城下町 長府

長門国衙跡

 ―ながと こくが あと―

 大化元年(645)に始まる大化の改新によって、中国の律令制にならった中央政権組織が確立し、全国68ヶ所に国府を定めて、地方を治める拠点としました。
 これによって、従来の国造
(くにのみやつこ)の職を廃止し、新しく国司を各国府に派遣、その政治を行う役所として国衙が置かれることになりました。
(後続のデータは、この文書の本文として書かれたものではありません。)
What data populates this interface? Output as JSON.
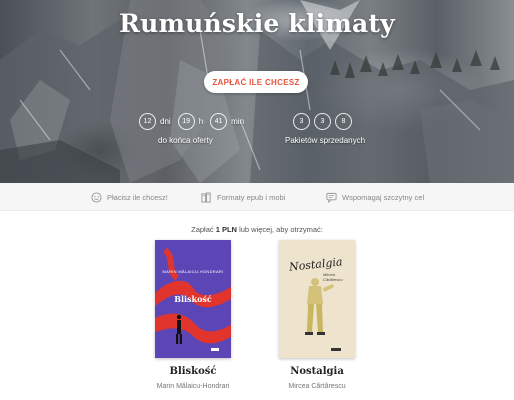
{
  "hero": {
    "title": "Rumuńskie klimaty",
    "pay_button": "ZAPŁAĆ ILE CHCESZ",
    "countdown": {
      "days_value": "12",
      "days_unit": "dni",
      "hours_value": "19",
      "hours_unit": "h",
      "minutes_value": "41",
      "minutes_unit": "min",
      "label": "do końca oferty"
    },
    "sold": {
      "digits": [
        "3",
        "3",
        "8"
      ],
      "label": "Pakietów sprzedanych"
    }
  },
  "features": [
    {
      "icon": "smiley-icon",
      "label": "Płacisz ile chcesz!"
    },
    {
      "icon": "books-icon",
      "label": "Formaty epub i mobi"
    },
    {
      "icon": "chat-icon",
      "label": "Wspomagaj szczytny cel"
    }
  ],
  "offer": {
    "prefix": "Zapłać",
    "amount": "1 PLN",
    "suffix": "lub więcej, aby otrzymać:"
  },
  "books": [
    {
      "title": "Bliskość",
      "author": "Marin Mălaicu-Hondrari",
      "cover_title": "Bliskość",
      "cover_author": "MARIN MĂLAICU-HONDRARI",
      "colors": {
        "bg": "#5c46b6",
        "accent": "#e0342c"
      }
    },
    {
      "title": "Nostalgia",
      "author": "Mircea Cărtărescu",
      "cover_title": "Nostalgia",
      "cover_author": "Mircea Cărtărescu",
      "colors": {
        "bg": "#eee3cc",
        "accent": "#d4c27a"
      }
    }
  ],
  "colors": {
    "accent": "#e8553e",
    "feature_bar": "#f6f6f6"
  }
}
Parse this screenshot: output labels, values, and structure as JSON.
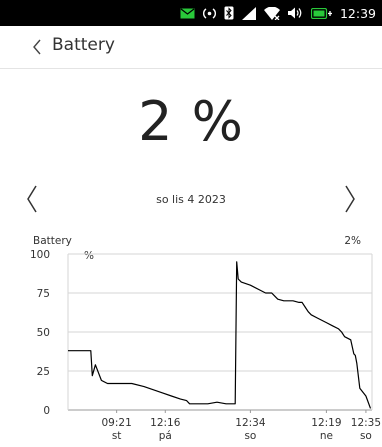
{
  "status_bar": {
    "time": "12:39",
    "icons": [
      "message-icon",
      "nfc-icon",
      "bluetooth-icon",
      "signal-icon",
      "wifi-icon",
      "volume-icon",
      "battery-charging-icon"
    ],
    "accent_color": "#29c93a"
  },
  "header": {
    "title": "Battery"
  },
  "battery": {
    "level_text": "2 %",
    "level": 2
  },
  "navigation": {
    "date": "so lis 4 2023"
  },
  "chart_data": {
    "type": "line",
    "title": "Battery",
    "ylabel": "%",
    "current_label": "2%",
    "ylim": [
      0,
      100
    ],
    "yticks": [
      0,
      25,
      50,
      75,
      100
    ],
    "xlim": [
      0,
      100
    ],
    "grid": true,
    "x_ticks": [
      {
        "x": 16,
        "time": "09:21",
        "day": "st"
      },
      {
        "x": 32,
        "time": "12:16",
        "day": "pá"
      },
      {
        "x": 60,
        "time": "12:34",
        "day": "so"
      },
      {
        "x": 85,
        "time": "12:19",
        "day": "ne"
      },
      {
        "x": 98,
        "time": "12:35",
        "day": "so"
      }
    ],
    "series": [
      {
        "color": "#000000",
        "x": [
          0,
          7,
          7.5,
          8,
          9,
          11,
          13,
          17,
          21,
          25,
          28,
          31,
          34,
          37,
          39,
          40,
          43,
          46,
          49,
          52,
          55,
          55.5,
          56,
          57,
          60,
          63,
          65,
          67,
          68,
          69,
          71,
          74,
          76,
          77,
          78,
          79,
          80,
          82,
          85,
          87,
          89,
          90,
          91,
          93,
          94,
          94.5,
          95,
          96,
          98,
          99.5
        ],
        "y": [
          38,
          38,
          38,
          22,
          29,
          19,
          17,
          17,
          17,
          15,
          13,
          11,
          9,
          7,
          6,
          4,
          4,
          4,
          5,
          4,
          4,
          95,
          84,
          82,
          80,
          77,
          75,
          75,
          73,
          71,
          70,
          70,
          69,
          69,
          66,
          63,
          61,
          59,
          56,
          54,
          52,
          50,
          47,
          45,
          36,
          35,
          30,
          14,
          9,
          1
        ]
      }
    ]
  }
}
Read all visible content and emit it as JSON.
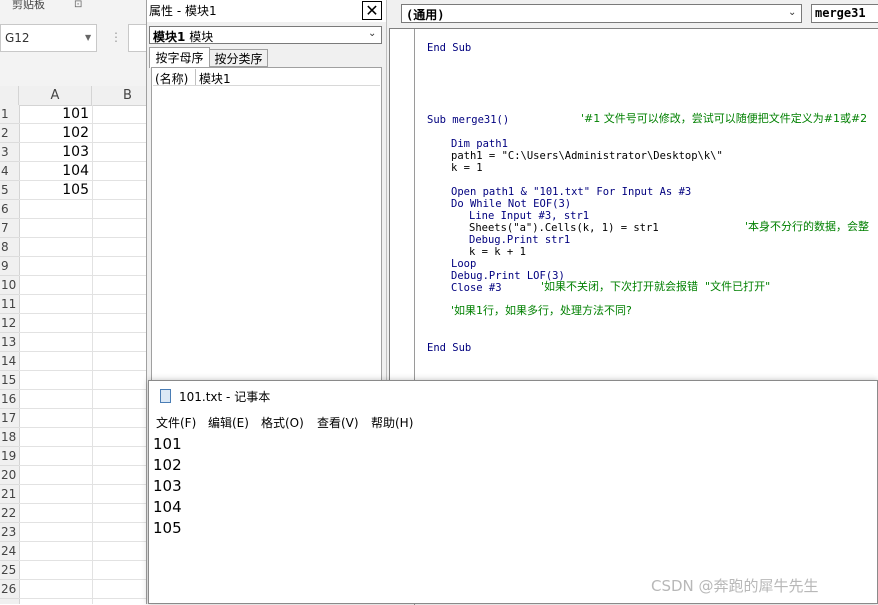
{
  "excel": {
    "clipboard_label": "剪贴板",
    "name_box": "G12",
    "columns": [
      "A",
      "B"
    ],
    "rows": [
      "1",
      "2",
      "3",
      "4",
      "5",
      "6",
      "7",
      "8",
      "9",
      "10",
      "11",
      "12",
      "13",
      "14",
      "15",
      "16",
      "17",
      "18",
      "19",
      "20",
      "21",
      "22",
      "23",
      "24",
      "25",
      "26"
    ],
    "cells_a": [
      "101",
      "102",
      "103",
      "104",
      "105"
    ]
  },
  "properties": {
    "title": "属性 - 模块1",
    "object_name": "模块1",
    "object_type": "模块",
    "tab_alpha": "按字母序",
    "tab_category": "按分类序",
    "row_name": "(名称)",
    "row_value": "模块1"
  },
  "code": {
    "object_combo": "(通用)",
    "proc_combo": "merge31",
    "end_sub_1": "End Sub",
    "sub_decl": "Sub merge31()",
    "comment_1": "'#1 文件号可以修改，尝试可以随便把文件定义为#1或#2",
    "dim": "Dim path1",
    "path_assign": "path1 = \"C:\\Users\\Administrator\\Desktop\\k\\\"",
    "k_init": "k = 1",
    "open_stmt": "Open path1 & \"101.txt\" For Input As #3",
    "do_while": "Do While Not EOF(3)",
    "line_input": "Line Input #3, str1",
    "sheets_assign": "Sheets(\"a\").Cells(k, 1) = str1",
    "comment_2": "'本身不分行的数据，会整",
    "debug_print_str": "Debug.Print str1",
    "k_inc": "k = k + 1",
    "loop": "Loop",
    "debug_print_lof": "Debug.Print LOF(3)",
    "close_stmt": "Close #3",
    "comment_3": "'如果不关闭，下次打开就会报错  \"文件已打开\"",
    "comment_4": "'如果1行，如果多行，处理方法不同?",
    "end_sub_2": "End Sub"
  },
  "notepad": {
    "title": "101.txt - 记事本",
    "menu": [
      "文件(F)",
      "编辑(E)",
      "格式(O)",
      "查看(V)",
      "帮助(H)"
    ],
    "lines": [
      "101",
      "102",
      "103",
      "104",
      "105"
    ]
  },
  "watermark": "CSDN @奔跑的犀牛先生"
}
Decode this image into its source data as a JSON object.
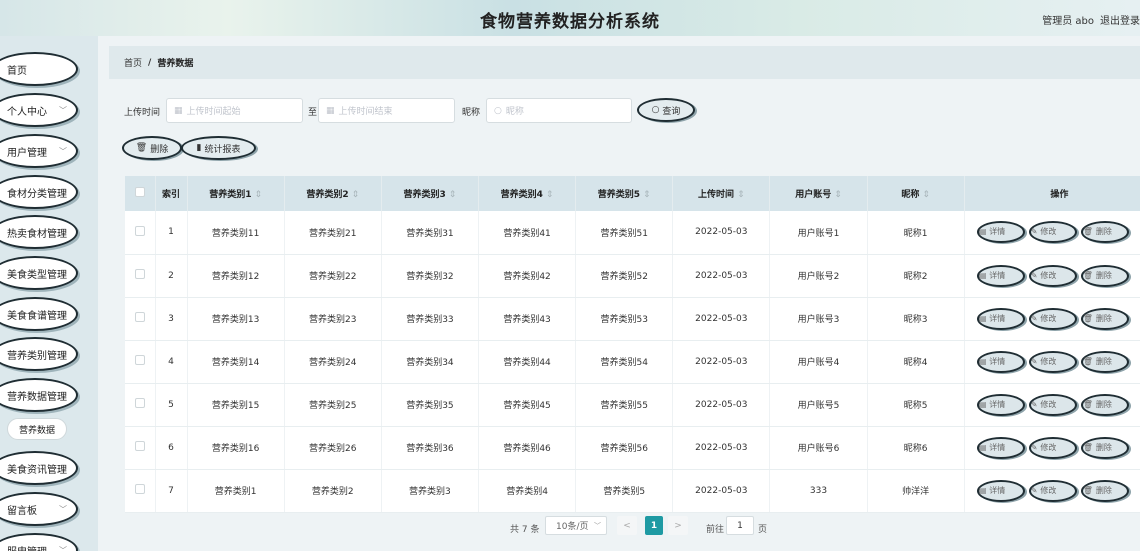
{
  "header": {
    "title": "食物营养数据分析系统",
    "user": "管理员 abo",
    "logout": "退出登录"
  },
  "sidebar": {
    "items": [
      {
        "label": "首页",
        "chevron": false
      },
      {
        "label": "个人中心",
        "chevron": true
      },
      {
        "label": "用户管理",
        "chevron": true
      },
      {
        "label": "食材分类管理",
        "chevron": false
      },
      {
        "label": "热卖食材管理",
        "chevron": false
      },
      {
        "label": "美食类型管理",
        "chevron": false
      },
      {
        "label": "美食食谱管理",
        "chevron": false
      },
      {
        "label": "营养类别管理",
        "chevron": false
      },
      {
        "label": "营养数据管理",
        "chevron": false
      },
      {
        "label": "美食资讯管理",
        "chevron": false
      },
      {
        "label": "留言板",
        "chevron": true
      },
      {
        "label": "服申管理",
        "chevron": true
      }
    ],
    "subitem": "营养数据"
  },
  "breadcrumb": {
    "home": "首页",
    "separator": "/",
    "current": "营养数据"
  },
  "search": {
    "upload_time_label": "上传时间",
    "start_placeholder": "上传时间起始",
    "to_label": "至",
    "end_placeholder": "上传时间结束",
    "nickname_label": "昵称",
    "nickname_placeholder": "昵称",
    "query_button": "查询"
  },
  "actions": {
    "delete_button": "删除",
    "report_button": "统计报表"
  },
  "table": {
    "headers": {
      "index": "索引",
      "cat1": "营养类别1",
      "cat2": "营养类别2",
      "cat3": "营养类别3",
      "cat4": "营养类别4",
      "cat5": "营养类别5",
      "upload_time": "上传时间",
      "account": "用户账号",
      "nickname": "昵称",
      "operation": "操作"
    },
    "row_actions": {
      "detail": "详情",
      "edit": "修改",
      "delete": "删除"
    },
    "rows": [
      {
        "index": "1",
        "cat1": "营养类别11",
        "cat2": "营养类别21",
        "cat3": "营养类别31",
        "cat4": "营养类别41",
        "cat5": "营养类别51",
        "upload_time": "2022-05-03",
        "account": "用户账号1",
        "nickname": "昵称1"
      },
      {
        "index": "2",
        "cat1": "营养类别12",
        "cat2": "营养类别22",
        "cat3": "营养类别32",
        "cat4": "营养类别42",
        "cat5": "营养类别52",
        "upload_time": "2022-05-03",
        "account": "用户账号2",
        "nickname": "昵称2"
      },
      {
        "index": "3",
        "cat1": "营养类别13",
        "cat2": "营养类别23",
        "cat3": "营养类别33",
        "cat4": "营养类别43",
        "cat5": "营养类别53",
        "upload_time": "2022-05-03",
        "account": "用户账号3",
        "nickname": "昵称3"
      },
      {
        "index": "4",
        "cat1": "营养类别14",
        "cat2": "营养类别24",
        "cat3": "营养类别34",
        "cat4": "营养类别44",
        "cat5": "营养类别54",
        "upload_time": "2022-05-03",
        "account": "用户账号4",
        "nickname": "昵称4"
      },
      {
        "index": "5",
        "cat1": "营养类别15",
        "cat2": "营养类别25",
        "cat3": "营养类别35",
        "cat4": "营养类别45",
        "cat5": "营养类别55",
        "upload_time": "2022-05-03",
        "account": "用户账号5",
        "nickname": "昵称5"
      },
      {
        "index": "6",
        "cat1": "营养类别16",
        "cat2": "营养类别26",
        "cat3": "营养类别36",
        "cat4": "营养类别46",
        "cat5": "营养类别56",
        "upload_time": "2022-05-03",
        "account": "用户账号6",
        "nickname": "昵称6"
      },
      {
        "index": "7",
        "cat1": "营养类别1",
        "cat2": "营养类别2",
        "cat3": "营养类别3",
        "cat4": "营养类别4",
        "cat5": "营养类别5",
        "upload_time": "2022-05-03",
        "account": "333",
        "nickname": "帅洋洋"
      }
    ]
  },
  "pagination": {
    "total": "共 7 条",
    "page_size": "10条/页",
    "prev": "<",
    "current_page": "1",
    "next": ">",
    "goto_label": "前往",
    "goto_value": "1",
    "page_unit": "页"
  },
  "colors": {
    "accent": "#1e9aa3",
    "table_header": "#d6e4ea",
    "sidebar_bg": "#dce8ec"
  }
}
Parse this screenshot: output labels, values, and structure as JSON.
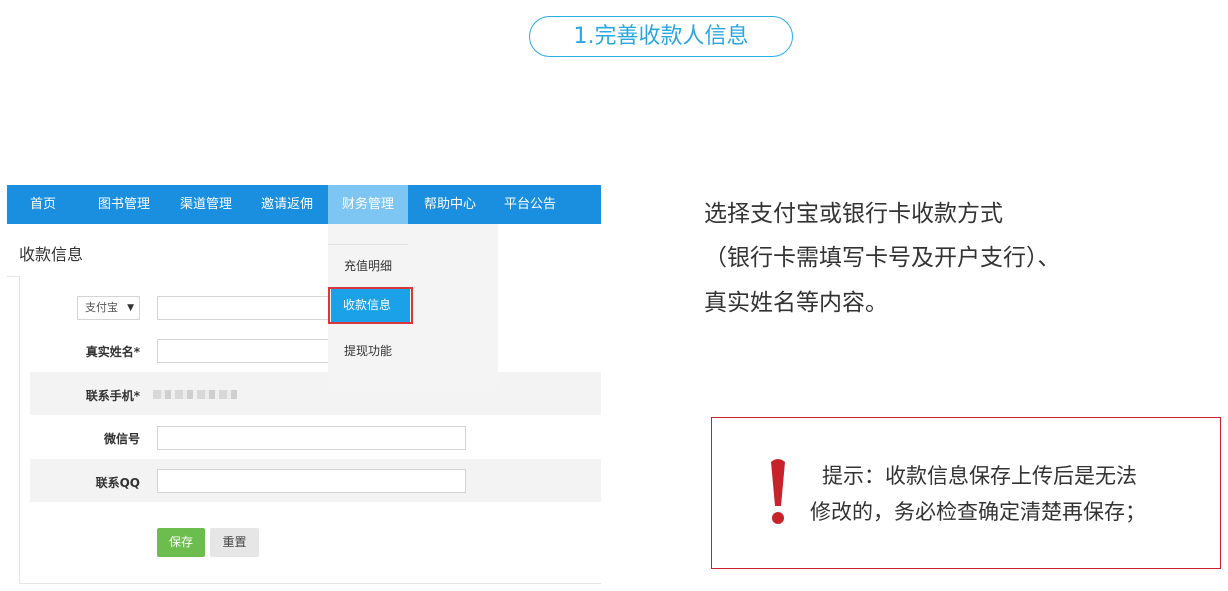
{
  "step": {
    "title": "1.完善收款人信息"
  },
  "app": {
    "nav": [
      "首页",
      "图书管理",
      "渠道管理",
      "邀请返佣",
      "财务管理",
      "帮助中心",
      "平台公告"
    ],
    "active_nav": "财务管理",
    "page_title": "收款信息",
    "dropdown": {
      "items": [
        "充值明细",
        "收款信息",
        "提现功能"
      ],
      "selected": "收款信息"
    },
    "form": {
      "payment_method": "支付宝",
      "labels": {
        "name": "真实姓名*",
        "phone": "联系手机*",
        "wechat": "微信号",
        "qq": "联系QQ"
      },
      "buttons": {
        "save": "保存",
        "reset": "重置"
      }
    }
  },
  "description": [
    "选择支付宝或银行卡收款方式",
    "（银行卡需填写卡号及开户支行）、",
    "真实姓名等内容。"
  ],
  "tip": {
    "lines": [
      "提示：收款信息保存上传后是无法",
      "修改的，务必检查确定清楚再保存；"
    ]
  },
  "colors": {
    "accent": "#1a8fe0",
    "pill": "#29aee6",
    "save": "#6cbd4d",
    "tip_border": "#c8232b"
  }
}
 長門国においては、長府の地を国府と定め、国衙が置かれました。
 現在の『長府』という地名も、この門国の国にちなむものです。



 国衙が各地に設けられたのは、大化2年(646)からのことですがが、時期は全ての国で必ずしも同じとは限りません。
 長門国の国衙が置かれたのも、大化2年から数年内のこととみられています。

 ただ、長府の場合、国府跡に、毛利氏による近世の城下町が築かれたため、国府時代の遺構が壊される結果となり、国衙の位置も明らかではありません。
 惣社
(そうしゃ)のあった位置などから、現在の忌宮神社境内周辺と推測されています。

 長門国衙は、この国衙域を中心として、碁盤の目の様に市街を形成し、周囲に土塁をめぐらせて、東西南北に4つの門を開いていたものと思われます。

 現在は、忌宮神社の隣にある長府図書館の敷地内に、『長門国衙跡』の説明の看板が立てられています。